Suicide and self-harm support moves from principle to product
According to the company, Claude is designed to respond with care, acknowledge its limitations, and point people towards human help when conversations raise concerns. Beyond training and policies, Anthropic has added a suicide and self-harm classifier that scans active chats on Claude.ai for signals that additional resources could help. When triggered, users see a crisis banner with options to contact trained professionals and country-specific helplines.
Anthropic said these resources are provided by ThroughLine, which maintains a verified network across more than 170 countries. The company has also begun working with the International Association for Suicide Prevention to convene clinicians, researchers, and people with lived experience, informing its product design, model training, and evaluation.
How will the suicide and self-harm classifier work
The classifier is a small AI model that evaluates the content of a conversation in real time and flags moments involving suicidal ideation or fictional scenarios centred on suicide or self-harm. If a risk signal is detected, a banner appears that routes users to helplines or mental health professionals in their region.
Anthropic emphasised that Claude is not a substitute for professional care, so the system is designed to encourage human connection and support. The company also shapes responses through a public system prompt and reinforcement learning, and it stress-tests behaviour using a “prefill” method that drops newer models into challenging mid-conversation contexts.
What the internal tests show
In single-turn evaluations of clearly risky prompts, Anthropic reported high rates of appropriate responses from its latest models, including the Opus 4.5, Sonnet 4.5, and Haiku 4.5 family. The firm also said benign requests are rarely blocked, indicating the models are better at reading intent.
In multi-turn tests that simulate longer, more nuanced exchanges, Opus 4.5 and Sonnet 4.5 improved markedly over the prior Opus 4.1 generation. In harder “prefill” tests, where models must course-correct from problematic older conversations, the newer models showed substantial gains.
Tackling sycophancy and delusions
Anthropic defines sycophancy as telling users what they want to hear rather than what is true or helpful.

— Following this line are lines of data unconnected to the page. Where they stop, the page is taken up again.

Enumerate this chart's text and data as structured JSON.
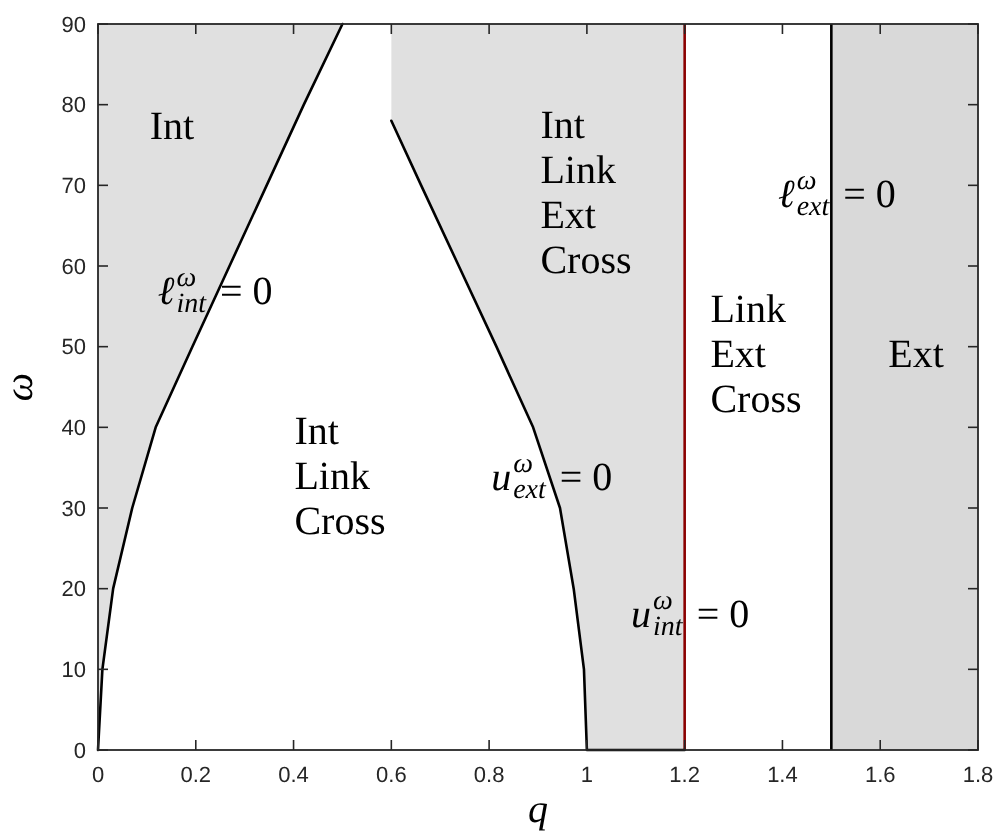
{
  "chart_data": {
    "type": "line",
    "xlabel": "q",
    "ylabel": "ω",
    "xlim": [
      0,
      1.8
    ],
    "xticks": [
      0,
      0.2,
      0.4,
      0.6,
      0.8,
      1,
      1.2,
      1.4,
      1.6,
      1.8
    ],
    "ylim": [
      0,
      90
    ],
    "yticks": [
      0,
      10,
      20,
      30,
      40,
      50,
      60,
      70,
      80,
      90
    ],
    "series": [
      {
        "color": "#000000",
        "x": [
          0,
          0.009,
          0.031,
          0.07,
          0.118,
          0.193,
          0.269,
          0.345,
          0.421,
          0.5
        ],
        "values": [
          0,
          10,
          20,
          30,
          40,
          50,
          60,
          70,
          80,
          90
        ],
        "lower": [
          0,
          10,
          20,
          30,
          40,
          50,
          60,
          70,
          80,
          90
        ],
        "upper": [
          90,
          90,
          90,
          90,
          90,
          90,
          90,
          90,
          90,
          90
        ]
      },
      {
        "color": "#000000",
        "x": [
          0.6,
          0.661,
          0.738,
          0.815,
          0.89,
          0.945,
          0.973,
          0.994,
          1,
          1.2
        ],
        "values": [
          78,
          70,
          60,
          50,
          40,
          30,
          20,
          10,
          0,
          0
        ],
        "lower": [
          78,
          70,
          60,
          50,
          40,
          30,
          20,
          10,
          0,
          0
        ],
        "upper": [
          90,
          90,
          90,
          90,
          90,
          90,
          90,
          90,
          90,
          90
        ]
      }
    ],
    "ref_lines": [
      {
        "axis": "x",
        "value": 1.2,
        "color": "#8b0000"
      },
      {
        "axis": "x",
        "value": 1.5,
        "color": "#000000"
      }
    ],
    "bands": [
      {
        "axis": "x",
        "from": 1.5,
        "to": 1.8,
        "color": "#d9d9d9"
      }
    ],
    "annotations": [
      "Int",
      "Int\nLink\nCross",
      "Int\nLink\nExt\nCross",
      "Link\nExt\nCross",
      "Ext",
      {
        "text": "ℓ$^{ω}$$_{int}$ = 0",
        "x": 0.225,
        "y": 57
      },
      {
        "text": "u$^{ω}$$_{ext}$ = 0",
        "x": 0.92,
        "y": 34
      },
      {
        "text": "u$^{ω}$$_{int}$ = 0",
        "x": 1.2,
        "y": 17
      },
      {
        "text": "ℓ$^{ω}$$_{ext}$ = 0",
        "x": 1.5,
        "y": 69
      }
    ]
  }
}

The company said it has refined training and measurement since 2022 and that the 4.5 models show significantly lower sycophancy and less encouragement of user delusion than earlier releases.
It has open-sourced an evaluation tool called Petri so that external teams can compare models on these behaviours. In stress tests that replay older chats, results varied by model, reflecting a trade-off between warmth and firmness when the AI is expected to push back.
Age gates and detection
As younger users face heightened risks from chatbot interactions, Anthropic reiterated that Claude.ai is restricted to people aged 18 and above. During sign-up, users must affirm they are over 18. If someone self-identifies as a minor in a chat, the company’s systems flag the case for review and it disables accounts confirmed to belong to under‑18 users.
Anthropic said it is developing a classifier to detect subtler signs that a user might be underage, and it has joined the Family Online Safety Institute to contribute to industry work on teen safety.